Menkîbeler
Abdüllatif Uyan / abdullatif.uyan@tg.com.tr


Bedbahtlık alameti
29.08.2010

Sehl bin Abdullah-ı Tüsteri hazretleri, üstadına teslimiyetiyle meşhurdur.
Bir kimse anlatıyor:

Basra'da iken Sehl-i Tüsteri hazretlerine rastladım bir gün.
Baktım, parmağını bir bezle sarmıştı.

- Geçmiş olsun, dedim. Ağrıyor mu?
- Hayır, buyurdu.

- Niçin sardınız öyleyse?
Cevap vermedi.

Merak etmiştim doğrusu.
Sonra oradan ayrılıp Mısır'a gittim.

Hazret-i Sehl'in hocası Zünnun-ı Mısri hazretlerine rastladım orada da.
Baktım, Onun da parmağı sarılıydı.

- Geçmiş olsun, dedim. Ne oldu?
- Parmağım ağrıyor. İlaç koyup sardım, buyurdu.
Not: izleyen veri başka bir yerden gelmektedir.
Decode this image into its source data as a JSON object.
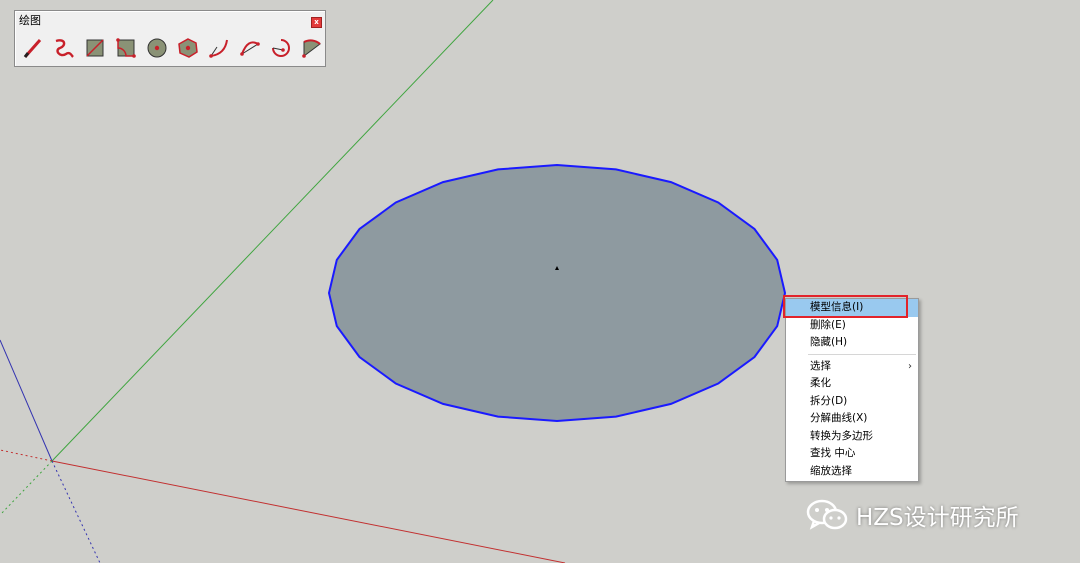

- Allah şifâ versin, dedim.
Hazret-i Sehl'in durumunu o zaman iyi anladım.
Hocasına uymak için sarmıştı parmağını.

NEFSİN GIDASI NEDİR?

Bir gün nefisten bahsederken;
- Nefsin gıdası nedir, biliyor musunuz? diye sordu cemaatine.
- Bilmiyoruz, nedir efendim? dediler.

Cevaben;
- Haram ve günahlardır. Ama nefis doymaz. İstedikçe daha azar. Azdıkça daha ister, buyurdu.

Ve sordu onlara:
- Nefsini azdıran kimse rahat eder mi?
- Etmez tabii hocam, dediler.
- Öyleyse kesin gıdasını. Günah işlemeyin! buyurdu.

Ve sordu yine:
- Şeytan, insanı hangi hallerde kolay aldatır, biliyor musunuz?
- Bilmiyoruz efendim?

- İki yerde aldatır ve küfre sokar. Bunlardan biri öfke, diğeri şehvettir. Çünkü bu iki halde akıl örtülür. İnsan doğru karar veremez, buyurdu.